8086 paging address architecture, is 3 tuple

	directory + table + offset
	10	    10      12  (4k)  = 32 bits

	there are 2 address translation steps:

	1. via directory table, which is table of tables
	2. via table which is a set of pages
	3. offset is within page itself

why? because this is process context, and if we setup a process
	a priori to have a PTE (page table entry) it would be very
	costly in memory overhead

e.g.,
	say 12 bit offset (page), and then we need 2**20 of them
	to cover all 2**32 address space.

	with 10 entries apiece, each directory/table can have
		1k entries.  

hardware protection in paging

	read/write or readonly

3-level paging

	linux adopted this because it wants to work with 64-bit
		architectures.

	problem here is LOTS of memory, 3-level hierarchy insufficient.

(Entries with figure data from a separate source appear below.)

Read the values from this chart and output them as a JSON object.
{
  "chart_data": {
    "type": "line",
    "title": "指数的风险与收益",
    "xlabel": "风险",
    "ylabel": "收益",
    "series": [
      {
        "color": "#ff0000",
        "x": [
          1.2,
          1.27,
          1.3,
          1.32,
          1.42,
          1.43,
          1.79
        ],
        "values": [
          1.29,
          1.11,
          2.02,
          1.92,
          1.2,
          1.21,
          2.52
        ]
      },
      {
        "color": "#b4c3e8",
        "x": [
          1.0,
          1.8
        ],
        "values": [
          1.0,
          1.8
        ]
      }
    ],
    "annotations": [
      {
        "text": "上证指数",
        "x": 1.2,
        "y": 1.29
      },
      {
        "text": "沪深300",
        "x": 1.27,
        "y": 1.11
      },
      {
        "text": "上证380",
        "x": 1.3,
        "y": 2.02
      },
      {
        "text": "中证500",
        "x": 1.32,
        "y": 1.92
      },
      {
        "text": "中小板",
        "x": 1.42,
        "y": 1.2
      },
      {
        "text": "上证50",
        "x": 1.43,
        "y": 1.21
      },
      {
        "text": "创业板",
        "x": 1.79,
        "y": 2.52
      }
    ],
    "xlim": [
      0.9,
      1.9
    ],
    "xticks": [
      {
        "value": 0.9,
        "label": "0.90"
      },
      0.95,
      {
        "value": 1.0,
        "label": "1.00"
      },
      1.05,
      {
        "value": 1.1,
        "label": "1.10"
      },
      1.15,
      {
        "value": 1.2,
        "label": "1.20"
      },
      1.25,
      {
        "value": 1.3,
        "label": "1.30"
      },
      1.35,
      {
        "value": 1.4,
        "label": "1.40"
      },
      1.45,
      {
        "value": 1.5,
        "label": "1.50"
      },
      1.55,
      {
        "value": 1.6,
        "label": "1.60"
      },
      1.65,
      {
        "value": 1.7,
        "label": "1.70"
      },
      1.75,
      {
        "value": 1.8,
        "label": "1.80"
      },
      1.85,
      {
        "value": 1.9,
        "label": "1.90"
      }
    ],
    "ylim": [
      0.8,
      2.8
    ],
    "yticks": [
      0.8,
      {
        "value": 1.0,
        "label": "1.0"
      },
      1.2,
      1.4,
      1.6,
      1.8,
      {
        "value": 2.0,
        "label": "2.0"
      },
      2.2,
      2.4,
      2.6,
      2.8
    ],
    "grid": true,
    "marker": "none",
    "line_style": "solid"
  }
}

	e.g., choose 16k page, therefore 14 bits per page.

	therefore offset is 14 bits,

	therefore rest of address is 50 bits.

	25 bits in 2 tables, means 2**25 possible, which is 32 million
		entries.  too big ...

	alpha is as follows:

		page frames: 2**13, 8k
		only use least significant 43 bits: leaves 30 bits.
		3 Levels of 10 bits apiece, 10 bits per table, 1k entries.

physical address extension paging mechanism (PAE)

386 to P1 havve 32 bit addresses but linear address limitations
	means kernel can only talk to 1 G, even though 4 G possible
 
P2 on allow 32 bit linear addresses to be translated into 36 bits
	== 64G

	new level of hierarchy introduced

	problem here is that programmable address space still only
		2**32

hardware cache

	cpu registers always faster than memory

	therefore we need to cache instructions/data chunks

	principle of locality important here

		code may have a loop ... 

	branches may be costly

	Intel introduced line, set of bytes transferred from
		DRAM to fast cache memory

	fully associative cache, means that line from DRAM
		can be put anywhere in it

	N-way associative ... line can only go in certain places
		reading is less tricky than writing
		write-through, write back to ram
		write-back, wait and update on interesting cache event,
			for example cache miss or flush

	multi-cpu, one cache per cpu

	cache snooping - if cpu mods its cache, may need to
		modify other cpu caches too

	in linux caching is enabled for all page frames,
		and write-back strategy is always used

translation lookaside buffers

	exist to speed up linear address translation

	very inefficient to always map pages from virtual to
		physical

	tlbs basically cache for this

in multi-cpu system, each cpu has its own TLB

paging in linux
----------------

linux uses 4-level hierarchy so that it can be portable to 64-bit
	architectures:

hw cr3 points to global register

global
	middle
		table
			offset

desirable to:
	1. assign different physical address space to each process,
	therefore minimize possibility of error

	2. distinguish pages (data) from page frames (addresses)
	thus we can load page N into frames X, Y, Z, as needed.

process has its own global directgory
	and own set of page tables

at process switch, linux saves cr3 in process table, loads new cr3

on pentium, only 2-level hw hierarchy, linux sets middle table to 0.
	however it is used with PAE mechanism.